One of them motions toward her house. Raine and I walk toward her house, and we greet her.
“Ay!” she says, as soon as she sees me. “The ambulance has just left.” She is washing out the towels that she brought to deliver the baby.
“We just saw him leave,” I said, “Do you know Raine?”
Bessie is dressed in a beautiful wrap and has her head tied like a proper South African mama. She doesn’t look bad, like she’s been up since two a.m. delivering a baby.
“Come in,” she motions toward us.
|Bessie and Raine
“Thank you,” we say, and we enter. Bessie talks about everything from chairs she needs for her table to her coin operated washing machines that are new and waiting for a business place to set up her laundry. Raine sparkles, and takes it all in.
We pray for her, and chat for awhile, but Raine has to work soon, and we are too late to transport the mama of the new baby to a clinic. God had a better plan.
“Do you want to greet the baby’s auntie?” Bessie says, as we are leaving. I say yes, and we wind down an alleyway toward the place where the baby was delivered.
“Congratulations!!” I say, as we meet the Auntie who is mopping up her place. She is surprised to see our faces (I have never met her before today) and as Bessie explains why we are here, her face softens and she thanks us, looking exhausted.
We leave, spending little more than an hour in Diepsloot, but an important visit, showing my sister Bessie that she is a valuable voice in my life.
Raine and I have pleasant conversation as we drive home again. Still the deep, deep things of God.
When we arrive home, I have another coffee, Raine has grape juice, and we pray together. We say goodbye, and I decide to work out.
I start to jog to Mistry’s, an unfinished wood furniture place about 2k’s from my house, with Zuzu and Peaches, who love our jogs together.
Before you get impressed, let me say I make it to the 1K mark and begin to walk. My dogs are ashamed of me, and look up. “Is that it?” I see in their eyes.
At Mistry’s I buy two bottles of furniture finish, and take it home to refinish two items of wood furniture that desperately need it. The ladies at Mistry’s like my dogs, and ask about the breed, which I say, has become my favorite of all breeds.
“What are they called?”
“These are miniature pinschers,” I say, but quickly add that they are mixed breeds, one from the SPCA, one from our mechanic.
“Do they like people?” the lady behind the counter asks.
“Yes, they do.” I say. “But they are very territorial. If they think someone is threatening me they will bark.

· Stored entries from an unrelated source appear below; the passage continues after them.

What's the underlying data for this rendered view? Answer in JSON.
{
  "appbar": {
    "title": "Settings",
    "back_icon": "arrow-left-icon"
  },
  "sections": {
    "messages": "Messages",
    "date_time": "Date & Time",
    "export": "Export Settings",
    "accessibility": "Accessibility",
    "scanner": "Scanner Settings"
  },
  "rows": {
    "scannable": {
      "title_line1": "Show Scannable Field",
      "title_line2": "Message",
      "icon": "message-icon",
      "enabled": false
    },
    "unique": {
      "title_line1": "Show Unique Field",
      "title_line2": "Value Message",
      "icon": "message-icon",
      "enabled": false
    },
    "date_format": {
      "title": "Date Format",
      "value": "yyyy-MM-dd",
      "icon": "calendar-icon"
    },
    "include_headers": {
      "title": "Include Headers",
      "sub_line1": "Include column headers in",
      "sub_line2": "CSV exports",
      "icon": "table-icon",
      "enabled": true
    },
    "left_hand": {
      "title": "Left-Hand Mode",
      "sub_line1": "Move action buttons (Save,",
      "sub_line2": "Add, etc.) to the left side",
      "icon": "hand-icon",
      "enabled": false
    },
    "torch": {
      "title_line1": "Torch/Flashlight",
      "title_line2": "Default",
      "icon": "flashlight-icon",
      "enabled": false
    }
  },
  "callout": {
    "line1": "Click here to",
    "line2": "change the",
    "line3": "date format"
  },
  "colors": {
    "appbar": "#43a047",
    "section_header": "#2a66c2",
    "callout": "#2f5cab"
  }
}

They were originally bred to hunt vermin, but sometimes they get in trouble with snakes.”
“SNAKES?” all three ladies have the same response. “Where do you live?”
“Just here in Northriding,” I say, but quickly add that most of the snakes are non-poisonous.

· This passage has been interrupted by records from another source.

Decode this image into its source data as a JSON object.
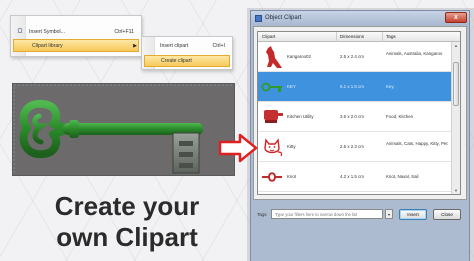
{
  "menu": {
    "items": [
      {
        "label": "Insert Symbol...",
        "shortcut": "Ctrl+F11"
      },
      {
        "label": "Clipart library",
        "arrow": "▶"
      }
    ],
    "submenu": [
      {
        "label": "Insert clipart",
        "shortcut": "Ctrl+I"
      },
      {
        "label": "Create clipart"
      }
    ]
  },
  "caption": {
    "line1": "Create your",
    "line2": "own Clipart"
  },
  "dialog": {
    "title": "Object Clipart",
    "close": "x",
    "columns": [
      "Clipart",
      "Dimensions",
      "Tags"
    ],
    "rows": [
      {
        "name": "Kangaroo02",
        "dims": "2.5 x 2.4 cm",
        "tags": "Animals, Australia, Kangaroo",
        "icon": "kangaroo-icon"
      },
      {
        "name": "KEY",
        "dims": "5.1 x 1.5 cm",
        "tags": "Key,",
        "icon": "key-icon",
        "selected": true
      },
      {
        "name": "Kitchen Utility",
        "dims": "3.6 x 2.0 cm",
        "tags": "Food, Kitchen",
        "icon": "kitchen-utility-icon"
      },
      {
        "name": "Kitty",
        "dims": "2.5 x 2.3 cm",
        "tags": "Animals, Cats, Happy, Kitty, Pet",
        "icon": "kitty-icon"
      },
      {
        "name": "Knot",
        "dims": "4.2 x 1.5 cm",
        "tags": "Knot, Naval, Sail",
        "icon": "knot-icon"
      }
    ],
    "filter_label": "Tags:",
    "filter_placeholder": "Type your filters here to narrow down the list",
    "insert_label": "Insert",
    "close_label": "Close"
  },
  "colors": {
    "accent": "#3f92de",
    "menu_highlight": "#f7c95a",
    "arrow": "#e02020",
    "key": "#2e8a2e"
  }
}
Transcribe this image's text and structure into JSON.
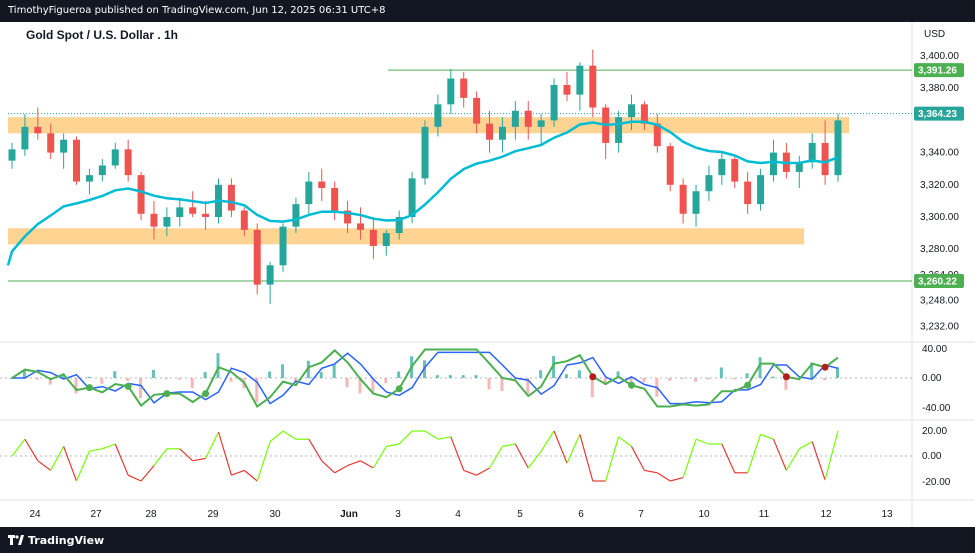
{
  "header": {
    "published": "TimothyFigueroa published on TradingView.com, Jun 12, 2025 06:31 UTC+8"
  },
  "footer": {
    "brand": "TradingView",
    "logo_icon": "tradingview-logo-icon"
  },
  "chart": {
    "title": "Gold Spot / U.S. Dollar . 1h",
    "currency": "USD",
    "colors": {
      "up": "#26a69a",
      "down": "#ef5350",
      "ma": "#00bcd4",
      "zone": "#ffcc80",
      "hline": "#4caf50",
      "osc_green": "#4caf50",
      "osc_dark": "#b71c1c",
      "osc_blue": "#2962ff",
      "rsi_up": "#76ff03",
      "rsi_down": "#e53935"
    }
  },
  "chart_data": {
    "type": "candlestick",
    "title": "Gold Spot / U.S. Dollar . 1h",
    "price_axis": {
      "ticks": [
        "3,400.00",
        "3,380.00",
        "3,340.00",
        "3,320.00",
        "3,300.00",
        "3,280.00",
        "3,264.00",
        "3,248.00",
        "3,232.00"
      ],
      "labels": [
        {
          "text": "3,391.26",
          "kind": "line-level"
        },
        {
          "text": "3,364.23",
          "kind": "last-price"
        },
        {
          "text": "3,260.22",
          "kind": "line-level"
        }
      ],
      "ylim": [
        3232,
        3410
      ]
    },
    "osc_axis": {
      "ticks": [
        "40.00",
        "0.00",
        "-40.00"
      ]
    },
    "rsi_axis": {
      "ticks": [
        "20.00",
        "0.00",
        "-20.00"
      ]
    },
    "x_labels": [
      "24",
      "27",
      "28",
      "29",
      "30",
      "Jun",
      "3",
      "4",
      "5",
      "6",
      "7",
      "10",
      "11",
      "12",
      "13"
    ],
    "horizontal_lines": [
      3391.26,
      3260.22
    ],
    "zones": [
      {
        "from": 3352,
        "to": 3362,
        "span": "full"
      },
      {
        "from": 3283,
        "to": 3293,
        "span": "to-day-12"
      }
    ],
    "candles": [
      [
        3335,
        3346,
        3330,
        3342
      ],
      [
        3342,
        3364,
        3338,
        3356
      ],
      [
        3356,
        3368,
        3348,
        3352
      ],
      [
        3352,
        3358,
        3336,
        3340
      ],
      [
        3340,
        3352,
        3330,
        3348
      ],
      [
        3348,
        3350,
        3320,
        3322
      ],
      [
        3322,
        3330,
        3314,
        3326
      ],
      [
        3326,
        3336,
        3322,
        3332
      ],
      [
        3332,
        3346,
        3330,
        3342
      ],
      [
        3342,
        3348,
        3322,
        3326
      ],
      [
        3326,
        3328,
        3298,
        3302
      ],
      [
        3302,
        3310,
        3286,
        3294
      ],
      [
        3294,
        3306,
        3288,
        3300
      ],
      [
        3300,
        3312,
        3294,
        3306
      ],
      [
        3306,
        3316,
        3300,
        3302
      ],
      [
        3302,
        3310,
        3292,
        3300
      ],
      [
        3300,
        3324,
        3296,
        3320
      ],
      [
        3320,
        3324,
        3300,
        3304
      ],
      [
        3304,
        3306,
        3288,
        3292
      ],
      [
        3292,
        3296,
        3252,
        3258
      ],
      [
        3258,
        3272,
        3246,
        3270
      ],
      [
        3270,
        3296,
        3266,
        3294
      ],
      [
        3294,
        3312,
        3290,
        3308
      ],
      [
        3308,
        3328,
        3302,
        3322
      ],
      [
        3322,
        3330,
        3310,
        3318
      ],
      [
        3318,
        3322,
        3298,
        3304
      ],
      [
        3304,
        3310,
        3290,
        3296
      ],
      [
        3296,
        3306,
        3286,
        3292
      ],
      [
        3292,
        3300,
        3274,
        3282
      ],
      [
        3282,
        3292,
        3276,
        3290
      ],
      [
        3290,
        3304,
        3286,
        3300
      ],
      [
        3300,
        3328,
        3296,
        3324
      ],
      [
        3324,
        3360,
        3320,
        3356
      ],
      [
        3356,
        3376,
        3350,
        3370
      ],
      [
        3370,
        3392,
        3364,
        3386
      ],
      [
        3386,
        3390,
        3368,
        3374
      ],
      [
        3374,
        3378,
        3352,
        3358
      ],
      [
        3358,
        3366,
        3340,
        3348
      ],
      [
        3348,
        3362,
        3340,
        3356
      ],
      [
        3356,
        3372,
        3348,
        3366
      ],
      [
        3366,
        3372,
        3348,
        3356
      ],
      [
        3356,
        3364,
        3344,
        3360
      ],
      [
        3360,
        3386,
        3356,
        3382
      ],
      [
        3382,
        3390,
        3372,
        3376
      ],
      [
        3376,
        3396,
        3366,
        3394
      ],
      [
        3394,
        3404,
        3362,
        3368
      ],
      [
        3368,
        3370,
        3336,
        3346
      ],
      [
        3346,
        3366,
        3340,
        3362
      ],
      [
        3362,
        3376,
        3354,
        3370
      ],
      [
        3370,
        3372,
        3354,
        3358
      ],
      [
        3358,
        3364,
        3340,
        3344
      ],
      [
        3344,
        3346,
        3316,
        3320
      ],
      [
        3320,
        3324,
        3296,
        3302
      ],
      [
        3302,
        3320,
        3294,
        3316
      ],
      [
        3316,
        3332,
        3310,
        3326
      ],
      [
        3326,
        3340,
        3320,
        3336
      ],
      [
        3336,
        3338,
        3318,
        3322
      ],
      [
        3322,
        3328,
        3302,
        3308
      ],
      [
        3308,
        3330,
        3304,
        3326
      ],
      [
        3326,
        3348,
        3322,
        3340
      ],
      [
        3340,
        3346,
        3324,
        3328
      ],
      [
        3328,
        3338,
        3318,
        3334
      ],
      [
        3334,
        3352,
        3330,
        3346
      ],
      [
        3346,
        3360,
        3320,
        3326
      ],
      [
        3326,
        3364,
        3322,
        3360
      ]
    ]
  }
}
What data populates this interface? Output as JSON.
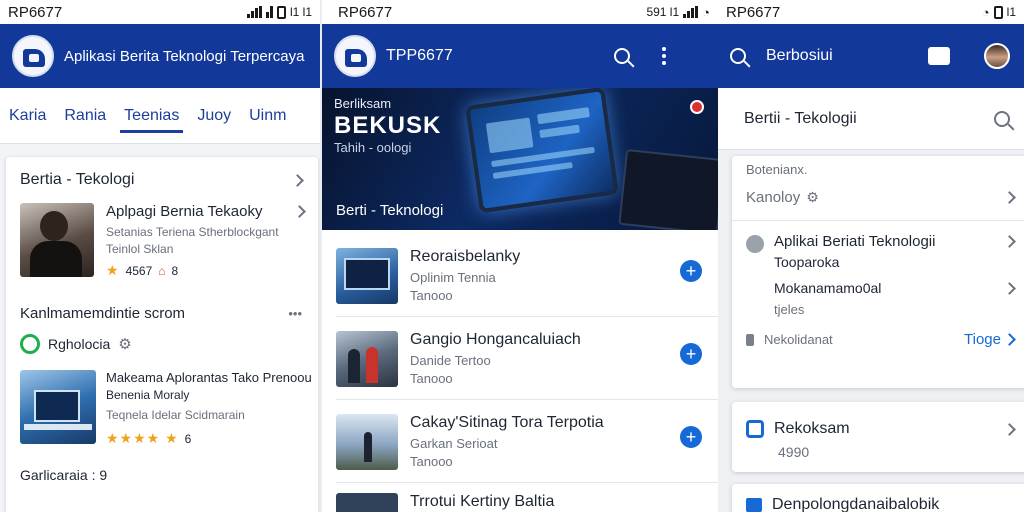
{
  "screen1": {
    "status_time": "RP6677",
    "status_right": "l1 l1",
    "app_title": "Aplikasi Berita Teknologi Terpercaya",
    "tabs": [
      "Karia",
      "Rania",
      "Teenias",
      "Juoy",
      "Uinm"
    ],
    "section_header": "Bertia - Tekologi",
    "article1": {
      "title": "Aplpagi Bernia Tekaoky",
      "subtitle": "Setanias Teriena Stherblockgant",
      "meta": "Teinlol Sklan",
      "rating": "4567",
      "extra": "8"
    },
    "section2_header": "Kanlmamemdintie scrom",
    "section2_more": "•••",
    "section2_chip": "Rgholocia",
    "article2": {
      "title": "Makeama Aplorantas Tako Prenoou",
      "subtitle": "Benenia Moraly",
      "meta": "Teqnela Idelar Scidmarain",
      "extra": "6"
    },
    "footer_item": "Garlicaraia : 9"
  },
  "screen2": {
    "status_time": "RP6677",
    "status_right": "591 l1",
    "app_title": "TPP6677",
    "hero": {
      "line1": "Berliksam",
      "line2": "BEKUSK",
      "line3": "Tahih - oologi",
      "caption": "Berti - Teknologi"
    },
    "items": [
      {
        "title": "Reoraisbelanky",
        "subtitle": "Oplinim Tennia",
        "meta": "Tanooo"
      },
      {
        "title": "Gangio Hongancaluiach",
        "subtitle": "Danide Tertoo",
        "meta": "Tanooo"
      },
      {
        "title": "Cakay'Sitinag Tora Terpotia",
        "subtitle": "Garkan Serioat",
        "meta": "Tanooo"
      },
      {
        "title": "Trrotui Kertiny Baltia",
        "subtitle": "",
        "meta": ""
      }
    ]
  },
  "screen3": {
    "status_time": "RP6677",
    "status_right": "l1",
    "app_title": "Berbosiui",
    "search_header": "Bertii - Tekologii",
    "card1_label": "Botenianx.",
    "card1_value": "Kanoloy",
    "card1_item_title": "Aplikai Beriati Teknologii",
    "card1_item_sub": "Tooparoka",
    "card1_item2_title": "Mokanamamo0al",
    "card1_item2_sub": "tjeles",
    "card1_footer": "Nekolidanat",
    "card1_link": "Tioge",
    "card2_title": "Rekoksam",
    "card2_value": "4990",
    "card3_title": "Denpolongdanaibalobik"
  },
  "colors": {
    "primary": "#12389a",
    "accent": "#1669d6",
    "star": "#f0a21c"
  }
}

“Doesn’t matter to us,” they say, smiling at each other. “A snake is a snake!”
1:30 – I arrive home, and make a chicken salad and eat it while our dogs pant and act as if they’ve run a marathon, instead of run 1K and walked 3.

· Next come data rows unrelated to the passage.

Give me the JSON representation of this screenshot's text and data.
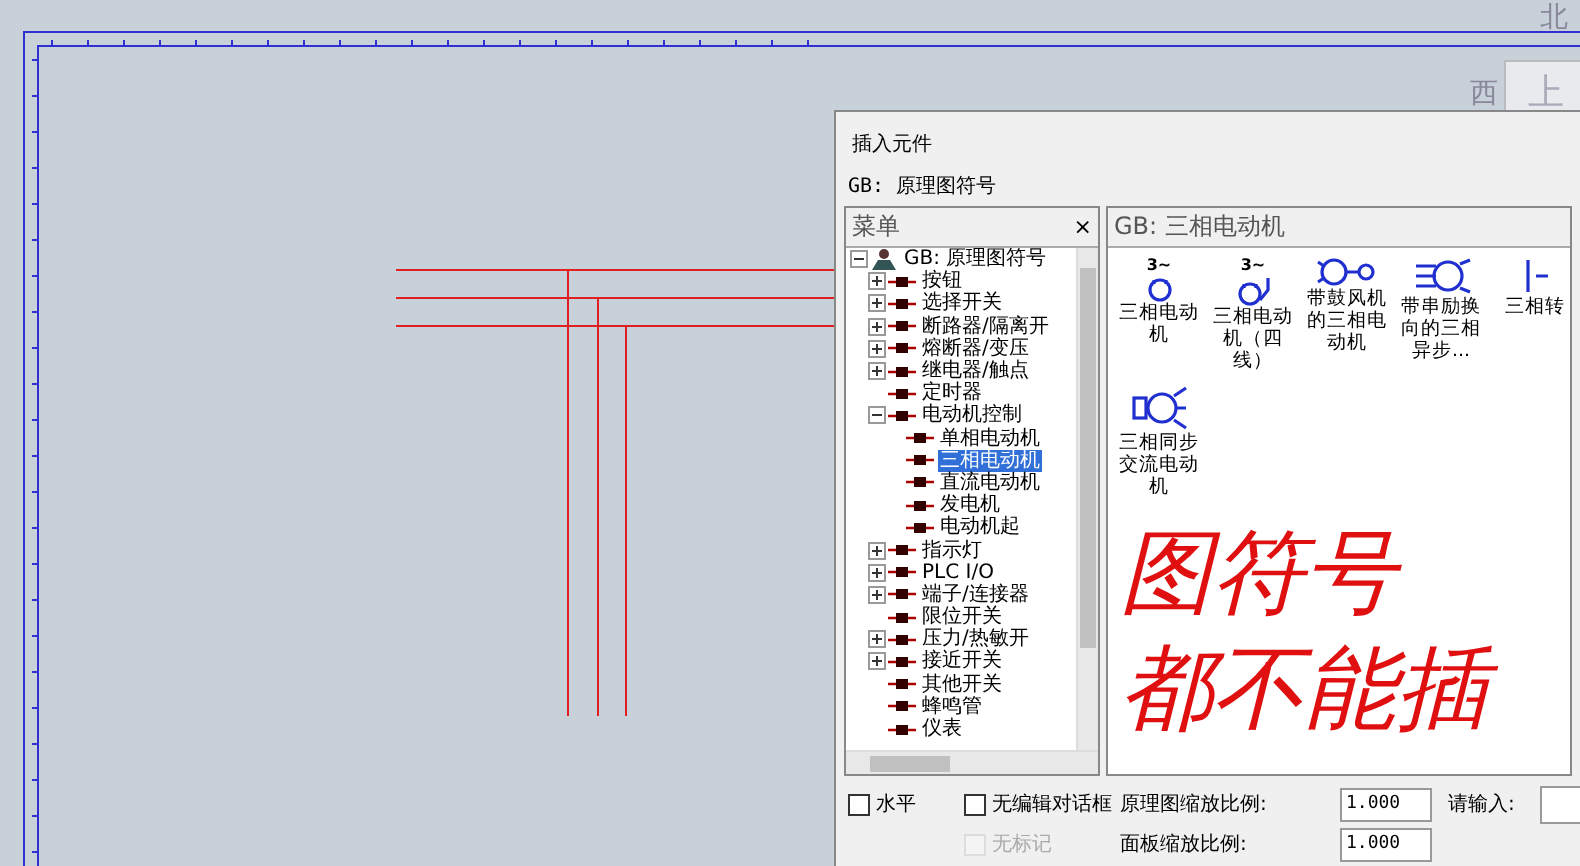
{
  "compass": {
    "north": "北",
    "west": "西",
    "panel_label": "上"
  },
  "dialog": {
    "title": "插入元件",
    "library": "GB: 原理图符号",
    "tree": {
      "title": "菜单",
      "close": "×",
      "items": [
        {
          "label": "GB: 原理图符号",
          "kind": "root",
          "expanded": true,
          "selected": false,
          "children": [
            {
              "label": "按钮",
              "expanded": false,
              "selected": false
            },
            {
              "label": "选择开关",
              "expanded": false,
              "selected": false
            },
            {
              "label": "断路器/隔离开",
              "expanded": false,
              "selected": false
            },
            {
              "label": "熔断器/变压",
              "expanded": false,
              "selected": false
            },
            {
              "label": "继电器/触点",
              "expanded": false,
              "selected": false
            },
            {
              "label": "定时器",
              "selected": false
            },
            {
              "label": "电动机控制",
              "expanded": true,
              "selected": false,
              "children": [
                {
                  "label": "单相电动机",
                  "selected": false
                },
                {
                  "label": "三相电动机",
                  "selected": true
                },
                {
                  "label": "直流电动机",
                  "selected": false
                },
                {
                  "label": "发电机",
                  "selected": false
                },
                {
                  "label": "电动机起",
                  "selected": false
                }
              ]
            },
            {
              "label": "指示灯",
              "expanded": false,
              "selected": false
            },
            {
              "label": "PLC I/O",
              "expanded": false,
              "selected": false
            },
            {
              "label": "端子/连接器",
              "expanded": false,
              "selected": false
            },
            {
              "label": "限位开关",
              "selected": false
            },
            {
              "label": "压力/热敏开",
              "expanded": false,
              "selected": false
            },
            {
              "label": "接近开关",
              "expanded": false,
              "selected": false
            },
            {
              "label": "其他开关",
              "selected": false
            },
            {
              "label": "蜂鸣管",
              "selected": false
            },
            {
              "label": "仪表",
              "selected": false
            }
          ]
        }
      ]
    },
    "gallery": {
      "title": "GB: 三相电动机",
      "items": [
        {
          "kind": "motor",
          "badge": "3~",
          "label": "三相电动机"
        },
        {
          "kind": "motor4",
          "badge": "3~",
          "label": "三相电动机（四线）"
        },
        {
          "kind": "fan",
          "label": "带鼓风机的三相电动机"
        },
        {
          "kind": "brake",
          "label": "带串励换向的三相异步..."
        },
        {
          "kind": "partial",
          "label": "三相转"
        },
        {
          "kind": "sync",
          "label": "三相同步交流电动机"
        }
      ]
    },
    "annotation": [
      "图符号",
      "都不能插"
    ],
    "options": [
      {
        "label": "水平",
        "checked": false,
        "disabled": false
      },
      {
        "label": "无编辑对话框",
        "checked": false,
        "disabled": false
      },
      {
        "label": "无标记",
        "checked": false,
        "disabled": true
      }
    ],
    "scales": [
      {
        "label": "原理图缩放比例:",
        "value": "1.000"
      },
      {
        "label": "面板缩放比例:",
        "value": "1.000"
      }
    ],
    "input": {
      "label": "请输入:"
    }
  }
}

I eat and relax. Mario arrives home and tells me about the elder’s meeting. I listen, knowing that the minutes will probably be on the email by now.
“Did anything happen here?” he asks.
2:30 – I refinish both pieces of furniture, which require more sanding than I thought. Bessie calls to tell me that she has heard nothing about the condition of the woman in the hospital. Raine sms’s that Lauren and she are going to pray for my eyes (for restored vision). Bright sms’s to ask for Bessie’s number. Mario gets into deep study.
As Lorraine irons I ask if I can share about her and Thembani. She says yes, then asks to have their picture taken together. As I do, I can see that Thembani has grown thin. It makes me sad.
I ask Lorraine to take a picture of me, and before I’m ready, she shoots it, while I am typing.
5:oo – I decide to write about my day. I put thoughts on paper without editing. In writer’s circles these are called “Warm-ups”. I call it a blog. A snippet of my life, one that is recorded for looking back on.
I put black beans on the stove to cook and complain to Mario that the picture that Lorraine took of me makes me look fat.
“Babe!” he says, trying to encourage me. “At least we’re not as fat as we used to be.”
Hmmmm. Exactly the kind of thing I want to hear.